Wyszłam z pokoju i ruszyłam w kierunku schodów. Nie patrzyłam gdzie stawiam kroki, oczy miałam przymknięte.
Nagle obiłam się o coś twardego i ciepłego. Coś, co pachniało słodko. Baaardzo słodko.
- Powoli- usłyszałam na co podniosłam wzrok. Czarna koszulka opinała ściśle jego umięśniony tors, odsłaniając oczywiście pokryte tuszem ramiona.
Oddychać...
Trzymał mnie za ramiona i patrzył prosto w oczy. Matko...
- Dzień dobry- uśmiechnął się unosząc prawy kącik ust.
- Dobry- bąknęłam cicho i odsunęłam się od niego.
- Głowa boli?- zapytał i razem ze mną zaczął schodzić na dół. Wygląda zadziwiająco... normalnie? Po wczorajszym piciu...
- A ciebie nie?- zapytałam i rozmasowałam skronie.
- To mało powiedziane- westchnął, kiedy zeszliśmy do salonu, a potem do kuchni.

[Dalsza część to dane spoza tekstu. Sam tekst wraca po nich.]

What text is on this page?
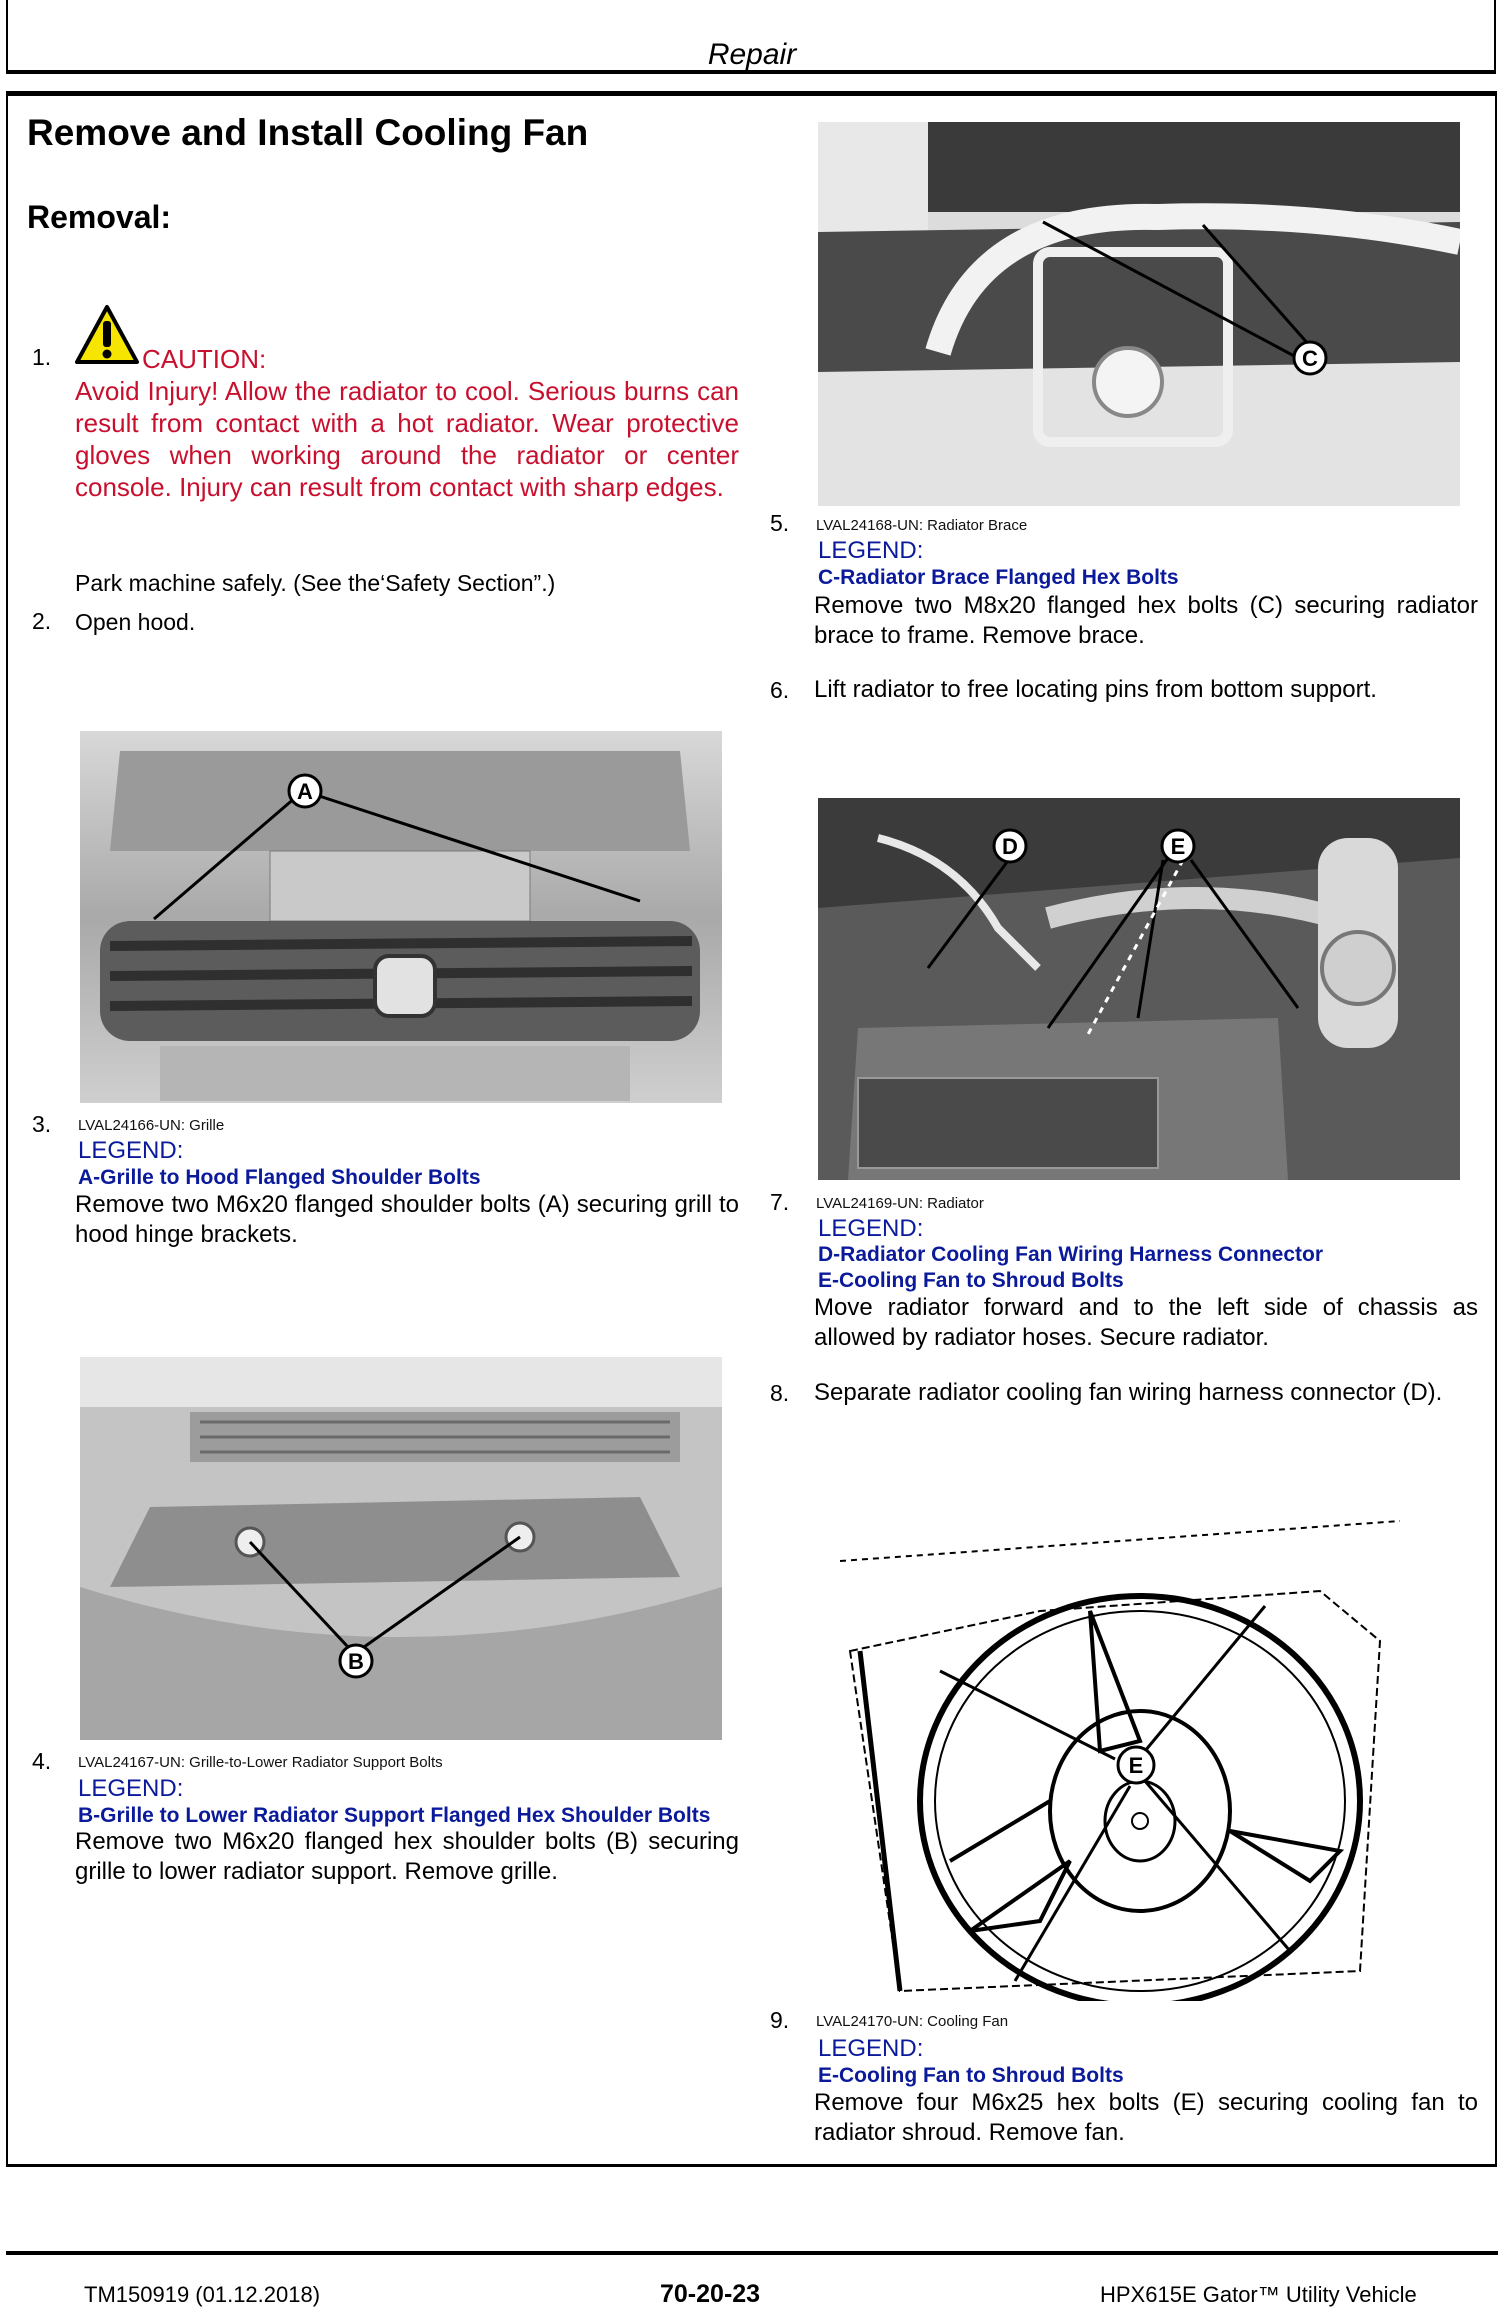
Repair
Remove and Install Cooling Fan
Removal:
1.	CAUTION:
Avoid Injury! Allow the radiator to cool. Serious burns can result from contact with a hot radiator. Wear protective gloves when working around the radiator or center console. Injury can result from contact with sharp edges.
Park machine safely. (See the‘Safety Section”.)
2. Open hood.
A
3. LVAL24166-UN: Grille
LEGEND:
A-Grille to Hood Flanged Shoulder Bolts
Remove two M6x20 flanged shoulder bolts (A) securing grill to hood hinge brackets.
B
4. LVAL24167-UN: Grille-to-Lower Radiator Support Bolts
LEGEND:
B-Grille to Lower Radiator Support Flanged Hex Shoulder Bolts
Remove two M6x20 flanged hex shoulder bolts (B) securing grille to lower radiator support. Remove grille.
C
5. LVAL24168-UN: Radiator Brace
LEGEND:
C-Radiator Brace Flanged Hex Bolts
Remove two M8x20 flanged hex bolts (C) securing radiator brace to frame. Remove brace.
6. Lift radiator to free locating pins from bottom support.
D	E
7. LVAL24169-UN: Radiator
LEGEND:
D-Radiator Cooling Fan Wiring Harness Connector
E-Cooling Fan to Shroud Bolts
Move radiator forward and to the left side of chassis as allowed by radiator hoses. Secure radiator.
8. Separate radiator cooling fan wiring harness connector (D).
E
9. LVAL24170-UN: Cooling Fan
LEGEND:
E-Cooling Fan to Shroud Bolts
Remove four M6x25 hex bolts (E) securing cooling fan to radiator shroud. Remove fan.
TM150919 (01.12.2018)	70-20-23	HPX615E Gator™ Utility Vehicle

- O! Nareszcie!- krzyknął specjalnie Niall i oparł się biodrami o blat kuchenny.
- Przymknij się Horan- warknął cicho Malik i zgromił go spojrzeniem.

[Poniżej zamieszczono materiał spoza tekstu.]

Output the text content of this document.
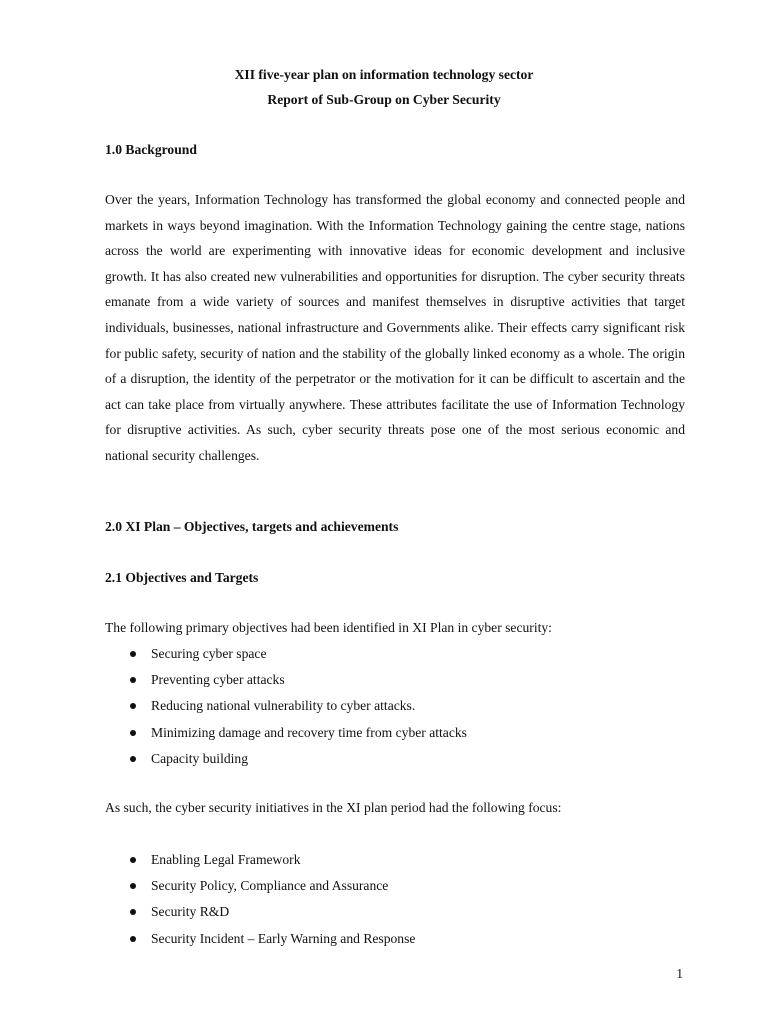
XII five-year plan on information technology sector
Report of Sub-Group on Cyber Security
1.0 Background

Over the years, Information Technology has transformed the global economy and connected people and markets in ways beyond imagination. With the Information Technology gaining the centre stage, nations across the world are experimenting with innovative ideas for economic development and inclusive growth. It has also created new vulnerabilities and opportunities for disruption. The cyber security threats emanate from a wide variety of sources and manifest themselves in disruptive activities that target individuals, businesses, national infrastructure and Governments alike. Their effects carry significant risk for public safety, security of nation and the stability of the globally linked economy as a whole. The origin of a disruption, the identity of the perpetrator or the motivation for it can be difficult to ascertain and the act can take place from virtually anywhere. These attributes facilitate the use of Information Technology for disruptive activities. As such, cyber security threats pose one of the most serious economic and national security challenges.

2.0 XI Plan – Objectives, targets and achievements
2.1 Objectives and Targets
The following primary objectives had been identified in XI Plan in cyber security:
Securing cyber space
Preventing cyber attacks
Reducing national vulnerability to cyber attacks.
Minimizing damage and recovery time from cyber attacks
Capacity building
As such, the cyber security initiatives in the XI plan period had the following focus:
Enabling Legal Framework
Security Policy, Compliance and Assurance
Security R&D
Security Incident – Early Warning and Response
1
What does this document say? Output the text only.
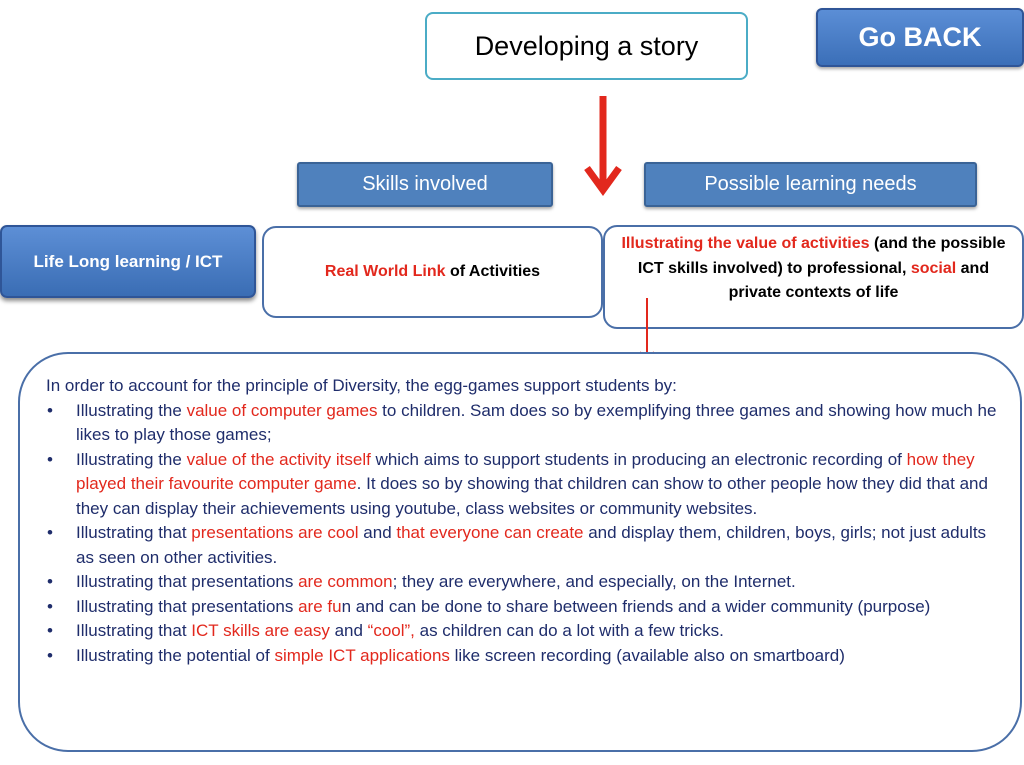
Developing a story	Go BACK
Skills involved	Possible learning needs
Life Long learning / ICT
Real World Link of Activities
Illustrating the value of activities (and the possible ICT skills involved) to professional, social and private contexts of life

In order to account for the principle of Diversity, the egg-games support students by:

• Illustrating the value of computer games to children. Sam does so by exemplifying three games and showing how much he likes to play those games;
• Illustrating the value of the activity itself which aims to support students in producing an electronic recording of how they played their favourite computer game. It does so by showing that children can show to other people how they did that and they can display their achievements using youtube, class websites or community websites.
• Illustrating that presentations are cool and that everyone can create and display them, children, boys, girls; not just adults as seen on other activities.
• Illustrating that presentations are common; they are everywhere, and especially, on the Internet.
• Illustrating that presentations are fun and can be done to share between friends and a wider community (purpose)
• Illustrating that ICT skills are easy and “cool”, as children can do a lot with a few tricks.
• Illustrating the potential of simple ICT applications like screen recording (available also on smartboard)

- Mam pytanie- zaznaczył, kiedy zaczęłam jeść tosty, które przygotował- ile wy wczoraj wypiliście?- zapytał, a my spojrzeliśmy na siebie zdziwieni.
Skąd on wie, że cokolwiek piliśmy?!
- My?- zapytałam niby zdziwiona.
- A wy - skrzyżował ręce na torsie- wróciliśmy do domu po piątej. Wchodzimy do salonu, a tam co?- uniósł brew. Wzruszyłam ramieniem, tak jak Malik - powiem wam. Zasnęłaś w salonie. Malik na kanapie, a ty na fotelu- pokazał na mnie palcem.
To dlatego mnie plecy bolą!
- Nawet wam zdjęcie zrobiłem - zaśmiał się- no to słucham. Ile tego było?
Spojrzałam na mulata, a in tylko pokręcił głową.
- Jack Daniels- mruknęłam.
- Butelka?- zapytał- jedna butelka?- dał nacisk na słowo 'jedna'.
- Półtorej- powiedział Malik i podrapał się po karku.
- Pięknie- klasnął w dłonie, a my jak na zawołanie warknęliśmy cicho i zacisnęliśmy powieki.
- Zabiję cię kiedyś- syknęłam i usiadłam na krześle obok Malika- czemu nie śpisz?-zapytałam marszcząc brwi.
- Stwierdziłem, że zrobię ci śniadanko - uśmiechnął się szeroko.
- Dzięki- szepnęłam i zaczęłam jeść.
Zaraz zasnę na tym krześle!
- Idę się ogarnąć. Wy macie zjeść, tabletki na szafce - powiedział i po pocałowaniu mojego policzka, opuścił parter. Spojrzałam kątem oka na Malika, który grzecznie siedział obok mnie i puki co, trzymał ręce przy sobie. Wstałam, aby odnieść talerz i...
- No...
Raczej trzymał ręce przy sobie...
- Może wrócimy do tego, co było wczoraj?- stanął za mną i objął mnie w talii.
- Malik, nie przeginaj, Niall jest w domu- spięłam się.
- Skarbie, Niall nas nie widzi- poczułam jego miękkie usta przy swojej szyi.
Kurwa
- Malik...
- Psujesz nastrój, skarbie- obrócił mnie rządem do siebie- dlaczego dziś mi nie powiesz, że lubisz całować moje usta?- uśmiechnął się pod nosem, a ja cała czerwona odwróciłam wzrok.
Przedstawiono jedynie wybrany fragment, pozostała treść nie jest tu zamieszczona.